Hat mein Kind zum Beispiel Angst, dann werde ich ihm nicht die Hand verwehren. Ich werde ihm den Raum halten, meine Präsenz schenken und ihm dadurch Sicherheit vermitteln. Ich werde dabei NICHT in ein Mitleiden gehen, weil das nicht dienlich ist. Durch mein klares präsentes Dasein ist alles getan. Das Kind spürt, dass alles gut ist.
Sicher kommen da auch liebevolle Worte, Gesten und allenfalls Berührung mit dazu. Und selbstverständlich werde ich es, wenn nötig, aus der Situation holen oder die soweit anpassen, dass keine Überforderung mehr besteht.
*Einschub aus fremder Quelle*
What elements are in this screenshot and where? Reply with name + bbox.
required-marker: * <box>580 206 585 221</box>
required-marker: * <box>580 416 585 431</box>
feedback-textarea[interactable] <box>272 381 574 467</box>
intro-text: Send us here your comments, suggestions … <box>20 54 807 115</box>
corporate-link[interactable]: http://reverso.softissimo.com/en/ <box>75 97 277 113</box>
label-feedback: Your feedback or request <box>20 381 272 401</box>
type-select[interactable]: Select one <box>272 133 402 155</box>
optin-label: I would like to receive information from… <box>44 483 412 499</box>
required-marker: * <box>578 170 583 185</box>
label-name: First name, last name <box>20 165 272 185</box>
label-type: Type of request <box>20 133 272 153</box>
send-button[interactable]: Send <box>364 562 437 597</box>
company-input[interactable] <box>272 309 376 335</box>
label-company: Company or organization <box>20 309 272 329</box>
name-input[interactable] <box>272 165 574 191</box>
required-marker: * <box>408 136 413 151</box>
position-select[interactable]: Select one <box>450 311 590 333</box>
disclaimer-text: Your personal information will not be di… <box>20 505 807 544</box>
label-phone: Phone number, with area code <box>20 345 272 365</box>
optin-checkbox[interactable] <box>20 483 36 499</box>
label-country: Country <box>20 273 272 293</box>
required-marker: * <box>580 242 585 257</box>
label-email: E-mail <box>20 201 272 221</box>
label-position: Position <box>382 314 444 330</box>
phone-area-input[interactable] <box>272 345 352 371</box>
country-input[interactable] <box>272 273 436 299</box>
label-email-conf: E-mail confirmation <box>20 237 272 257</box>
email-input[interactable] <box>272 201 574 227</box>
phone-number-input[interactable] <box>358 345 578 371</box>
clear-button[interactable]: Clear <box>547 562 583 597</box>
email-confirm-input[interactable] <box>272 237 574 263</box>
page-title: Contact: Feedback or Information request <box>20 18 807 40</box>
Manchmal eine Gratwanderung, weil es auch wichtig ist zu erleben, dass man einer Situation ja doch gewachsen ist.
Für mich eine Gratwanderung zwischen Schutz und einem Kind oder Tier (im Übrigen auch mir selber) die Möglichkeit zu geben zu wachsen und eigene innere Sicherheit erlangen zu können.
Das braucht viel Fingerspitzengefühl und da muss ich echt sagen, dass ich persönlich mich oft einfach auf meine Intuition verlasse. Natürlich immer gleichzeitig damit, dass ich auf mein Gegenüber achte und es sehe.
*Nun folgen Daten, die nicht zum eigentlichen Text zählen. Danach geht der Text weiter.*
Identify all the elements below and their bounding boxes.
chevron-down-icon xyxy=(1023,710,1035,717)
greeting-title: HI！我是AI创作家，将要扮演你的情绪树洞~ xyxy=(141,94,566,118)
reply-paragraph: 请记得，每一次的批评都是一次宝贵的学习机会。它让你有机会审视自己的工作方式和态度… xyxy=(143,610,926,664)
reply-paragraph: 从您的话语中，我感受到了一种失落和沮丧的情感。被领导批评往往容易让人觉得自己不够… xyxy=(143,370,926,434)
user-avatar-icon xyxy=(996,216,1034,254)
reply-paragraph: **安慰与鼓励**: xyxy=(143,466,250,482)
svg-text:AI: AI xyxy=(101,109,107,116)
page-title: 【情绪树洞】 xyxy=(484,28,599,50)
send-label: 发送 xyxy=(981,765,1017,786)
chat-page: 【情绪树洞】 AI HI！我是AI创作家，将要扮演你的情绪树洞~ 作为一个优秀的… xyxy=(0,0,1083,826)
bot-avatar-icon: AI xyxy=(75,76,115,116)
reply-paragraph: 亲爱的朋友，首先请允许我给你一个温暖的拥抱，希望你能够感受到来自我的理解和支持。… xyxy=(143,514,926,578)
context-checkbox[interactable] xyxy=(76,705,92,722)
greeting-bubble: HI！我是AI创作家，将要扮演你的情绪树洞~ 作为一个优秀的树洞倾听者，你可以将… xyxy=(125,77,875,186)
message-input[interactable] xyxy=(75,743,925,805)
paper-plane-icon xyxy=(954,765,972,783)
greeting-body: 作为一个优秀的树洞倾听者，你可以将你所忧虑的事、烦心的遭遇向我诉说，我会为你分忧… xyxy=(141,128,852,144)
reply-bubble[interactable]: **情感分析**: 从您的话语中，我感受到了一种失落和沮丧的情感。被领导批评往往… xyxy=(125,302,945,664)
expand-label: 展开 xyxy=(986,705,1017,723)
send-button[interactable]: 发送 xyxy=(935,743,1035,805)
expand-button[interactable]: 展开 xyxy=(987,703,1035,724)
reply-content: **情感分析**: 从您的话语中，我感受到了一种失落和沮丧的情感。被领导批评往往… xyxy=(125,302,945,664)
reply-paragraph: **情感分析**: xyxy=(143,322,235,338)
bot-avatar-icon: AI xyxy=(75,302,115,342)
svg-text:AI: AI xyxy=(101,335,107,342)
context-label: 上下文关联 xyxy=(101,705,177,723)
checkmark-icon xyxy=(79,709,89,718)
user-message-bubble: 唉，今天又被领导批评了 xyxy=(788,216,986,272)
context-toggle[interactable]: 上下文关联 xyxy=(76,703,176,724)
Was ich eben für das ängstliche Kind beschrieben habe, gilt auch bei den Tieren und bei mir selber.
Präsent zu sein mit meinen Emotionen. Zu fühlen was gerade da ist und gut in meinen Körper zu atmen.
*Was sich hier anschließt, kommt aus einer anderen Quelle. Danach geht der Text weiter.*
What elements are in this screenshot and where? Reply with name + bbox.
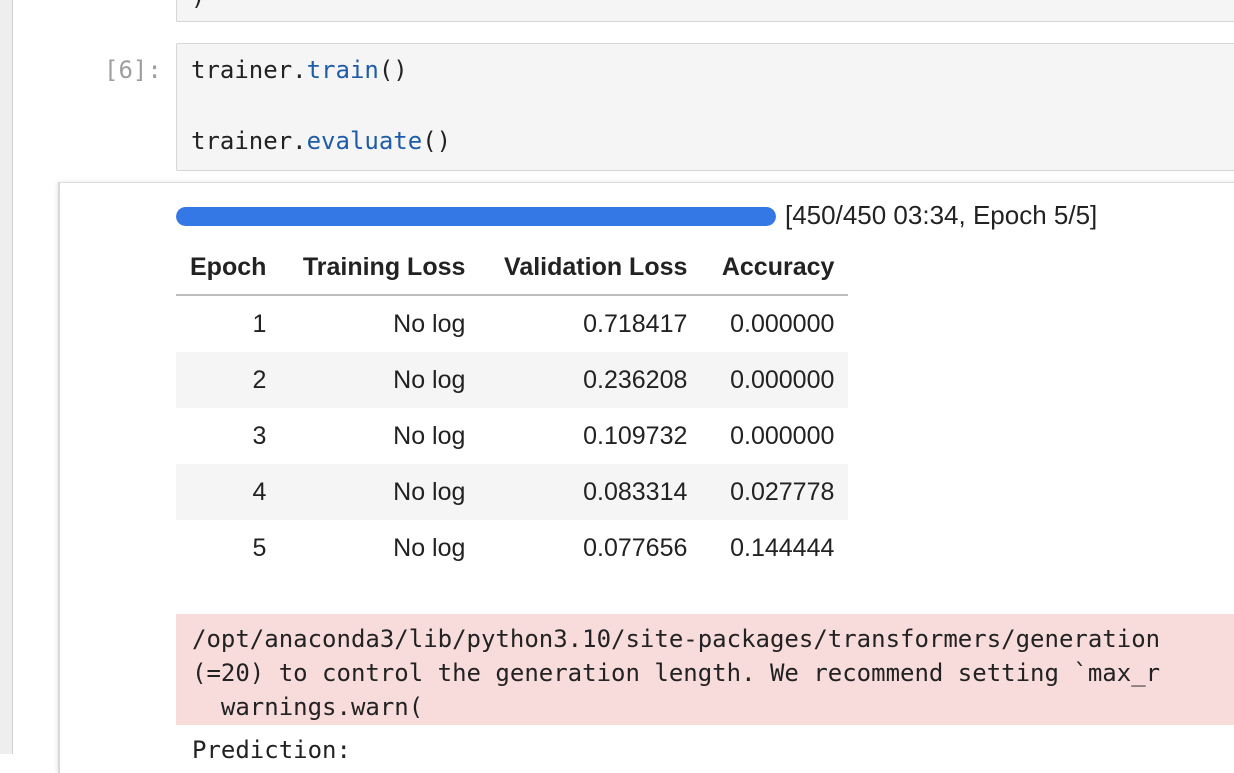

Da Präsenz im Körper sich nicht mit Kopfgeschichten ausgeht, achte ich darauf mich gleichzeitig nicht in irgendwelchen Kopfgeschichten zu verlieren. Auch das braucht innere Führung. Und es ist ein echter Gamechanger, dass mein System sich so nicht in alten Erfahrungen verheddert, die womöglich einfach nicht mehr adäquat sind.
Präsenz im Körper und im Moment. Was brauche ich jetzt gerade? Und was braucht mein Gegenüber jetzt gerade?
Diese Präsenz und Führung kann ich im Aussen nur geben, wenn ich sie in mir gefunden habe.
Klingt cool, oder? Ist es auch! Und vieles ist so viel einfacher.
Und gleichzeitig ist es ein Weg. Weil - zumindest für mich - nicht immer ganz so einfach. Weil ich manchmal auch noch in alte Muster verfalle und es nicht immer unmittelbar bemerke.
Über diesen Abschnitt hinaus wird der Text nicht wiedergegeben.